Summer's here and the outdoors beckon.
But for many Long Islanders it isn't just the fear of COVID exposure that's on their minds. It's ticks. Ticks and tick-borne disease.
So, what should you know about ticks, where they live, what diseases they carry and how to prevent tick bites?
A panel of experts, hosted by Newsday associate editor Joye Brown, addressed those issues Thursday on the latest Newsday Live webinar, titled "Tick Borne Diseases: How to Stay Safe."
The experts — Dr. Rohit Gautam, primary care physician, Catholic Health, Patchogue; Dr. Luis Marcos, director for the Infectious Diseases Fellowship Program at Stony Brook Medicine; and Dr. Sunil Sood, professor at the Donald and Barbara Zucker School of Medicine, Hofstra University / Northwell Health, and pediatric infectious disease specialist for Northwell Health — said there are three basic varieties of ticks found on Long Island: deer ticks, Lone Star ticks and dog ticks.
Each carry different diseases, some which can be deadly. Only the deer tick carries the disease many Long Islanders fear most: Lyme disease.
Deer ticks, Marcos said, carry five specific diseases — including babesiosis, anaplasmosis and Powassan virus — and about 70% percent carry Lyme. The good news, he said, is that only about 5% of those ticks will ever transmit Lyme, which can cause flu-like symptoms a few days to a month after being bitten.
Lone Star ticks, which have emerged in the tristate area in recent years, and dog ticks, which can be found across the U.S., carry other significant diseases.
Lone Star tick bites can transmit so-called meat allergies and, on rare occasions, the deadly Rocky Mountain spotted fever. Dog ticks can also transmit Rocky Mountain spotted fever and tularemia, which can lead to swollen lymph glands and skin ulcers.
Most common exposure areas include grassy areas, woodlands and parks.
"There is a lot of ticks out there," Marcos said. "And it's not just the East End of Long Island."
The North Shore, parks in Nassau and Suffolk, parks in Queens, in Brooklyn. "Even Central Park," he said. All can be habitats for ticks.
What can you do to protect yourself?
The three experts all agreed that staying on marked hiking trails instead of wandering through brush is a help. The Centers for Disease Control, as well as the experts, advise a variety of other measures: light-colored clothing tight around your extremities when possible; showering immediately after outdoor exposure, and checking for common areas ticks might hide — skin folds, the groin area, behind your knees. Deer ticks don't commonly go to your hairline, Marcos said. "They go low," he said.
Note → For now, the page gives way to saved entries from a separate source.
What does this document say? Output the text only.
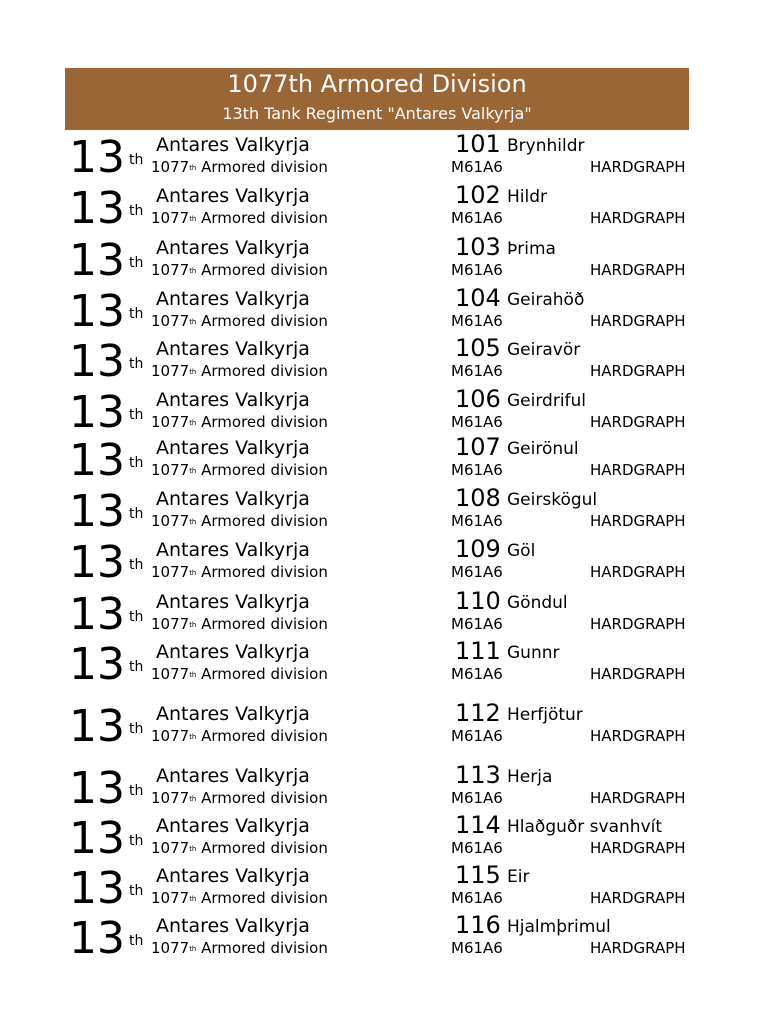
1077th Armored Division
13th Tank Regiment "Antares Valkyrja"
13 th
Antares Valkyrja
1077th Armored division
101 Brynhildr
M61A6	HARDGRAPH
13 th
Antares Valkyrja
1077th Armored division
102 Hildr
M61A6	HARDGRAPH
13 th
Antares Valkyrja
1077th Armored division
103 Þrima
M61A6	HARDGRAPH
13 th
Antares Valkyrja
1077th Armored division
104 Geirahöð
M61A6	HARDGRAPH
13 th
Antares Valkyrja
1077th Armored division
105 Geiravör
M61A6	HARDGRAPH
13 th
Antares Valkyrja
1077th Armored division
106 Geirdriful
M61A6	HARDGRAPH
13 th
Antares Valkyrja
1077th Armored division
107 Geirönul
M61A6	HARDGRAPH
13 th
Antares Valkyrja
1077th Armored division
108 Geirskögul
M61A6	HARDGRAPH
13 th
Antares Valkyrja
1077th Armored division
109 Göl
M61A6	HARDGRAPH
13 th
Antares Valkyrja
1077th Armored division
110 Göndul
M61A6	HARDGRAPH
13 th
Antares Valkyrja
1077th Armored division
111 Gunnr
M61A6	HARDGRAPH
13 th
Antares Valkyrja
1077th Armored division
112 Herfjötur
M61A6	HARDGRAPH
13 th
Antares Valkyrja
1077th Armored division
113 Herja
M61A6	HARDGRAPH
13 th
Antares Valkyrja
1077th Armored division
114 Hlaðguðr svanhvít
M61A6	HARDGRAPH
13 th
Antares Valkyrja
1077th Armored division
115 Eir
M61A6	HARDGRAPH
13 th
Antares Valkyrja
1077th Armored division
116 Hjalmþrimul
M61A6	HARDGRAPH
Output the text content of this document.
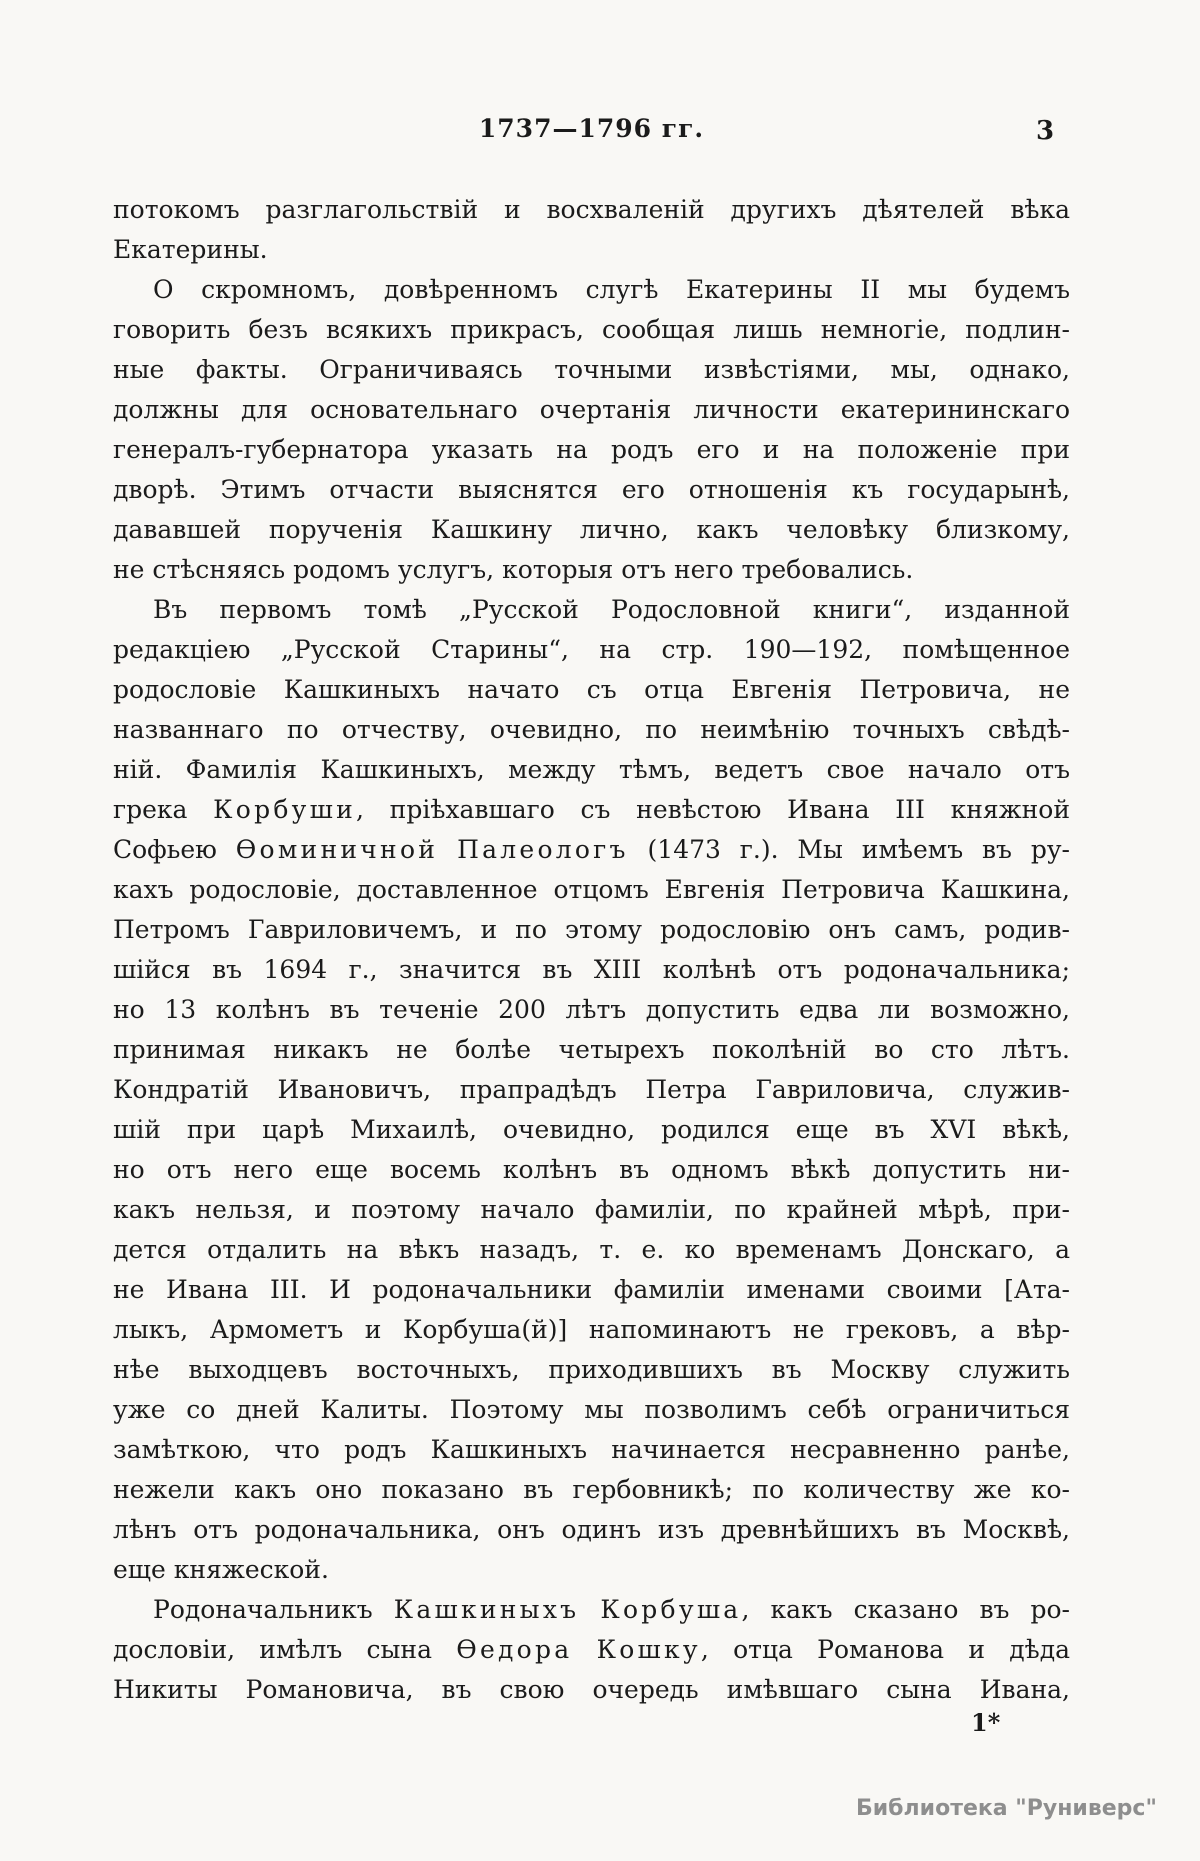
1737—1796 гг.	3
потокомъ разглагольствій и восхваленій другихъ дѣятелей вѣка
Екатерины.
О скромномъ, довѣренномъ слугѣ Екатерины II мы будемъ
говорить безъ всякихъ прикрасъ, сообщая лишь немногіе, подлин-
ные факты. Ограничиваясь точными извѣстіями, мы, однако,
должны для основательнаго очертанія личности екатерининскаго
генералъ-губернатора указать на родъ его и на положеніе при
дворѣ. Этимъ отчасти выяснятся его отношенія къ государынѣ,
дававшей порученія Кашкину лично, какъ человѣку близкому,
не стѣсняясь родомъ услугъ, которыя отъ него требовались.
Въ первомъ томѣ „Русской Родословной книги“, изданной
редакціею „Русской Старины“, на стр. 190—192, помѣщенное
родословіе Кашкиныхъ начато съ отца Евгенія Петровича, не
названнаго по отчеству, очевидно, по неимѣнію точныхъ свѣдѣ-
ній. Фамилія Кашкиныхъ, между тѣмъ, ведетъ свое начало отъ
грека Корбуши, пріѣхавшаго съ невѣстою Ивана III княжной
Софьею Ѳоминичной Палеологъ (1473 г.). Мы имѣемъ въ ру-
кахъ родословіе, доставленное отцомъ Евгенія Петровича Кашкина,
Петромъ Гавриловичемъ, и по этому родословію онъ самъ, родив-
шійся въ 1694 г., значится въ XIII колѣнѣ отъ родоначальника;
но 13 колѣнъ въ теченіе 200 лѣтъ допустить едва ли возможно,
принимая никакъ не болѣе четырехъ поколѣній во сто лѣтъ.
Кондратій Ивановичъ, прапрадѣдъ Петра Гавриловича, служив-
шій при царѣ Михаилѣ, очевидно, родился еще въ XVI вѣкѣ,
но отъ него еще восемь колѣнъ въ одномъ вѣкѣ допустить ни-
какъ нельзя, и поэтому начало фамиліи, по крайней мѣрѣ, при-
дется отдалить на вѣкъ назадъ, т. е. ко временамъ Донскаго, а
не Ивана III. И родоначальники фамиліи именами своими [Ата-
лыкъ, Армометъ и Корбуша(й)] напоминаютъ не грековъ, а вѣр-
нѣе выходцевъ восточныхъ, приходившихъ въ Москву служить
уже со дней Калиты. Поэтому мы позволимъ себѣ ограничиться
замѣткою, что родъ Кашкиныхъ начинается несравненно ранѣе,
нежели какъ оно показано въ гербовникѣ; по количеству же ко-
лѣнъ отъ родоначальника, онъ одинъ изъ древнѣйшихъ въ Москвѣ,
еще княжеской.
Родоначальникъ Кашкиныхъ Корбуша, какъ сказано въ ро-
дословіи, имѣлъ сына Ѳедора Кошку, отца Романова и дѣда
Никиты Романовича, въ свою очередь имѣвшаго сына Ивана,
1*
Библиотека "Руниверс"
Dog ticks and Lone Star ticks, however, might.
Sood recommended tick sprays and formulas, the best two being DEET-based repellents and permethrin.
If you find a tick, remove it using a tweezer near the head area and pull it away gently and straight out in order to minimize leaving any mouth parts in the skin.
The doctors all advised taking any removed tick and attaching it to a piece of clear tape so if you do have concerns you can bring it to a doctor for assessment.
While any tick bite can be of concern, Sood said he and many experts are far more concerned with mosquito-borne disease, such as encephalitis and West Nile.
"Use common sense measures, do the tick checks," Sood said, adding: "For the most part you do not have to worry about getting a tick-borne disease."